Kota Makkah menjadi pusat berkumpulnya jamaah dari berbagai belahan dunia, termasuk Indonesia. Oleh karena itu, tugas petugas haji disebut sebagai amanah yang besar, yang menuntut tanggung jawab moral dan kepekaan terhadap kebutuhan jamaah.

Ia juga menyoroti pentingnya etika dalam berinteraksi dengan jamaah. Petugas diminta bersikap ramah, sabar, dan penuh empati, terutama terhadap calon haji yang berasal dari latar belakang beragam, baik usia, pendidikan, maupun pengalaman.

“Jangan sampai ada ucapan atau sikap yang melukai perasaan jamaah. Mungkin mereka tidak menyampaikan keluhan, tetapi kita harus peka terhadap kebutuhan mereka,” kata dia.

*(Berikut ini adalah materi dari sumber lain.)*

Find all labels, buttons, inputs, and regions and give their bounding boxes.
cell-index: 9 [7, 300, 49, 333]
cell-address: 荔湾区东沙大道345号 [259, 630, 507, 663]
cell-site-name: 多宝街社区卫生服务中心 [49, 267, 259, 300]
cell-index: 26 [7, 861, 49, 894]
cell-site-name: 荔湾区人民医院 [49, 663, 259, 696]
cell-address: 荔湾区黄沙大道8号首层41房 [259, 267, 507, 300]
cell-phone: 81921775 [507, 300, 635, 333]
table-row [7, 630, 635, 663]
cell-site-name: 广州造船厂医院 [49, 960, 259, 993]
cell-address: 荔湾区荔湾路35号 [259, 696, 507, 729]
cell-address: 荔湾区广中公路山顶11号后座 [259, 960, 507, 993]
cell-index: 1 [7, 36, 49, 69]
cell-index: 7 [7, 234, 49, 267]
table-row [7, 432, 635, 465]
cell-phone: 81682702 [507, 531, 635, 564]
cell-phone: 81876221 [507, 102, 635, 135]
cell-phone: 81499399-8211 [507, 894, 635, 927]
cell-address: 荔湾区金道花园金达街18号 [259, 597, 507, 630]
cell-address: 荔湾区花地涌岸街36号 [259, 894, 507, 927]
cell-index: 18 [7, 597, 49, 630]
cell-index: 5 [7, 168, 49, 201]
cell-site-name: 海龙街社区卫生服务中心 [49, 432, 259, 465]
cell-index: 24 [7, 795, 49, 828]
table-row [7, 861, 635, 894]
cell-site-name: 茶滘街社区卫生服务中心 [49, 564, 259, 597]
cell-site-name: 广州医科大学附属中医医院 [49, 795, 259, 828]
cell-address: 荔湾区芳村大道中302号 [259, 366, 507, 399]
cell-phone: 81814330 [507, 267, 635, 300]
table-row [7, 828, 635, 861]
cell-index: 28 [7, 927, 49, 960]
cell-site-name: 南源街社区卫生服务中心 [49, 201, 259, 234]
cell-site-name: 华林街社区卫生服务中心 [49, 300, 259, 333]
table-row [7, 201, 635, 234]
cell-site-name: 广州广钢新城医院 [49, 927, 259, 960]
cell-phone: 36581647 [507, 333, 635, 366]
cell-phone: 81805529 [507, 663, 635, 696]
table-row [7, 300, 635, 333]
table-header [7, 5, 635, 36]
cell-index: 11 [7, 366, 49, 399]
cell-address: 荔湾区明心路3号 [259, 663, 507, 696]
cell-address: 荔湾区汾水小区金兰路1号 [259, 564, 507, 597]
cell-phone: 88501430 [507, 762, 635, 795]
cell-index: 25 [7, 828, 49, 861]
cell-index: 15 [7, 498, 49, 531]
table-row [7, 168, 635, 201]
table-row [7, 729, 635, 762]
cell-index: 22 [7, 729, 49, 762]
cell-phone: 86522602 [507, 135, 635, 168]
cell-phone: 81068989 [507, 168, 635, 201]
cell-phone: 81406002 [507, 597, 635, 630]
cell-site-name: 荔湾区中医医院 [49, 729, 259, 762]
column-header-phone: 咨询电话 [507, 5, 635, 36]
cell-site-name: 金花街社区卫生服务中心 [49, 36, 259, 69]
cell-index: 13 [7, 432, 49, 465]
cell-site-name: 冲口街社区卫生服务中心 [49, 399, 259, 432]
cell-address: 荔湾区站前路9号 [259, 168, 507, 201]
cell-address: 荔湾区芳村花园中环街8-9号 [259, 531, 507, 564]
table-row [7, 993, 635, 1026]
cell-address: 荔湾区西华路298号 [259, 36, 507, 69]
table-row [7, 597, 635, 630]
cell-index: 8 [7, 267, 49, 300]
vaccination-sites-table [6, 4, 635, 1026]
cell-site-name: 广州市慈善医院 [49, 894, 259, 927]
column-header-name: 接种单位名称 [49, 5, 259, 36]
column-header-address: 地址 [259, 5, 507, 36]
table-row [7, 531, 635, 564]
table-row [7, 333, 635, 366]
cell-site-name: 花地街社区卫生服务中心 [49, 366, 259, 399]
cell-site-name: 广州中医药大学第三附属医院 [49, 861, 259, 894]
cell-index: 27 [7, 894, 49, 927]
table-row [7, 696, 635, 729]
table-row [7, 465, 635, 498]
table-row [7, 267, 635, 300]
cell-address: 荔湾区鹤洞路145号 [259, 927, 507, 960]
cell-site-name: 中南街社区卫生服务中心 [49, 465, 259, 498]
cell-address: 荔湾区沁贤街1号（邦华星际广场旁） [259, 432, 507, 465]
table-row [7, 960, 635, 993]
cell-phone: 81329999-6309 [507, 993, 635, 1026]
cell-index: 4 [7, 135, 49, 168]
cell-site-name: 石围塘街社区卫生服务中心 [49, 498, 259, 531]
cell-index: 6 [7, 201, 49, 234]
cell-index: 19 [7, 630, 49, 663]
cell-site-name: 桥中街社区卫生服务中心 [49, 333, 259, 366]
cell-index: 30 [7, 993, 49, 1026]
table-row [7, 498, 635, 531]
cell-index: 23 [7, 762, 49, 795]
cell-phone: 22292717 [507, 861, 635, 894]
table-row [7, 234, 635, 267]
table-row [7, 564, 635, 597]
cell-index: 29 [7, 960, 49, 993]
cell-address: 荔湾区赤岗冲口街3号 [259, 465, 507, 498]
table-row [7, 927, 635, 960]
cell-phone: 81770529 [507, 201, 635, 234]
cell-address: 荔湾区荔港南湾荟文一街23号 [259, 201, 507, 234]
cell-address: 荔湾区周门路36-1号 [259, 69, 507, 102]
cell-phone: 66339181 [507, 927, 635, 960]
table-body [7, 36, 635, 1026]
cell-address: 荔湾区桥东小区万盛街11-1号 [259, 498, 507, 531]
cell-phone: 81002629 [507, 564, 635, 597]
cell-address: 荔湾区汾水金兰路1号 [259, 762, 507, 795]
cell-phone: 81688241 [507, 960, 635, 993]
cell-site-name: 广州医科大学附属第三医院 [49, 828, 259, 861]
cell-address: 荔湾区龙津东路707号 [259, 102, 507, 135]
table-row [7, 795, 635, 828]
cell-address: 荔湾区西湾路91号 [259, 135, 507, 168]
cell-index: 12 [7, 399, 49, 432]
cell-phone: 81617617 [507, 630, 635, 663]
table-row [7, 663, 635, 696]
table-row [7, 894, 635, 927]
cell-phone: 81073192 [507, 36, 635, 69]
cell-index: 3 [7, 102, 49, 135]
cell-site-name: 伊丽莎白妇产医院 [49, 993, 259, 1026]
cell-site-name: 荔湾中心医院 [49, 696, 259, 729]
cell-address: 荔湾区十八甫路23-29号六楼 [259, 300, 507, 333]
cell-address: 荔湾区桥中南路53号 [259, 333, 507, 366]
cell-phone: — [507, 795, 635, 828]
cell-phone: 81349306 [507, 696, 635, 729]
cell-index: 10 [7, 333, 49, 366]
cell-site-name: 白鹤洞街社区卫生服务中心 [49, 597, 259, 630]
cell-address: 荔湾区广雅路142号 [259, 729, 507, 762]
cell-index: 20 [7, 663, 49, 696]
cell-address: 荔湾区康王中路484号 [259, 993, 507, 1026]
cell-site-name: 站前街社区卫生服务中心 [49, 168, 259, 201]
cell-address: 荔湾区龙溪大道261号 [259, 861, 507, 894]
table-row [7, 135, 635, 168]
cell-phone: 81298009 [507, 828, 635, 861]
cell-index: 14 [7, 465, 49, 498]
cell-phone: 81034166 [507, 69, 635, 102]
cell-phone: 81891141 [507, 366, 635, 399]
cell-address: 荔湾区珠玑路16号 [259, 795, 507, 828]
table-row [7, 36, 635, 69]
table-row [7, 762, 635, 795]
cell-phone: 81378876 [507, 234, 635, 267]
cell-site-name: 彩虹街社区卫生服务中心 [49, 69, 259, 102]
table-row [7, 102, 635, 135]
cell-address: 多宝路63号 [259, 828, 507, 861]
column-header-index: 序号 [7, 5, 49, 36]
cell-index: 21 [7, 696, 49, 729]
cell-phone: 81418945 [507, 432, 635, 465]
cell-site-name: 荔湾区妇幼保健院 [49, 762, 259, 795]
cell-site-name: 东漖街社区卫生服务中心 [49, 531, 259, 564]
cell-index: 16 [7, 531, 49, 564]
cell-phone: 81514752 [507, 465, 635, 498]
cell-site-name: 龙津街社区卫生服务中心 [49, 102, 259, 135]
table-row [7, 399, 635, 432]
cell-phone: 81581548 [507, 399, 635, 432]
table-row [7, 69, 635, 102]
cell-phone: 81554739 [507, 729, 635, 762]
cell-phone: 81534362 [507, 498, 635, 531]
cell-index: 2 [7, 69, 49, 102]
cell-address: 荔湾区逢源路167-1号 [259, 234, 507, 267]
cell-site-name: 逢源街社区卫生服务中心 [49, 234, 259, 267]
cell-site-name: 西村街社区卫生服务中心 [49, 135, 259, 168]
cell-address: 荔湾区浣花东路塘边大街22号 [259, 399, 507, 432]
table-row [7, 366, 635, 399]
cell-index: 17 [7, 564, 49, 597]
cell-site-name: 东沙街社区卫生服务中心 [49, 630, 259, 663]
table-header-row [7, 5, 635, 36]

Perhatian khusus harus diberikan kepada calon haji lanjut usia, penyandang disabilitas, serta kelompok rentan lainnya. Pelayanan kepada mereka, menurut Irfan Yusuf, tidak hanya menjadi tanggung jawab petugas khusus, tetapi juga seluruh anggota tim.

Di sisi lain, ia meminta petugas haji menjaga integritas selama menjalankan tugas. Hal ini meliputi kejujuran, disiplin, serta menghindari kepentingan pribadi yang bisa mengganggu kinerja mereka di Arab Saudi.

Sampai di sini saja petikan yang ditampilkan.